Skip to main content

Thomas d'Aquin - Quatre effets immédiats de la passion amour - I-II.q28a5ad1

On peut attribuer à l'amour quatre effets immédiats (proximi), à savoir la liquéfaction, la jouissance, la langueur et la ferveur. Amori attribui possunt quatuor effectus proximi, scilicet liquefactio, fruitio, languor et fervor. 
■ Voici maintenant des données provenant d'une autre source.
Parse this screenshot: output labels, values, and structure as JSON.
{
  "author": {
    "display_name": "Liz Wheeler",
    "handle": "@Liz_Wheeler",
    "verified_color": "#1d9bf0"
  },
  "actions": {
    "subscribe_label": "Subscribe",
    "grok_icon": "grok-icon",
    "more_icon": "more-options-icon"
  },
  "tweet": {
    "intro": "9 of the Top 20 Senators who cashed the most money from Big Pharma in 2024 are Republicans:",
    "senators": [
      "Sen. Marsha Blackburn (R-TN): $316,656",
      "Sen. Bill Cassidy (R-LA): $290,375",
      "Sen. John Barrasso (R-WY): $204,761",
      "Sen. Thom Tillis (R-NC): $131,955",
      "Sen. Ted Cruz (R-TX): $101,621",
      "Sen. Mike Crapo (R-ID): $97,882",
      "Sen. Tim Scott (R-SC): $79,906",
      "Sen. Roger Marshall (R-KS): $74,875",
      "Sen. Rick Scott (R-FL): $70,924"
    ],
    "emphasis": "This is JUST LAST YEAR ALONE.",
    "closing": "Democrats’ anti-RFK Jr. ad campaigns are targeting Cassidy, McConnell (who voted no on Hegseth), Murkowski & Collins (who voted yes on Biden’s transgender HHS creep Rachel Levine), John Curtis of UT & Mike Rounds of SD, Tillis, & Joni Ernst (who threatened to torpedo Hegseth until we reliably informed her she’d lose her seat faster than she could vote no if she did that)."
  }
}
1) Parmi lesquelles la première est la liquéfaction, qui s'oppose à la congélation. Car ces choses qui sont congelées sont resserrées en elles-mêmes, de sorte qu'elles ne peuvent pâtir l'entrée intérieure (subintrationem) facile d'une autre [chose]. Or c'est à l'amour de relever d'un appétit co-apté à une certaine réception du bien aimé [l'amour est une sorte d'adaptateur qui met en relation l'appétit et le bien], selon que ce qui est aimé est dans celui qui aime comme il a déjà été dit plus haut.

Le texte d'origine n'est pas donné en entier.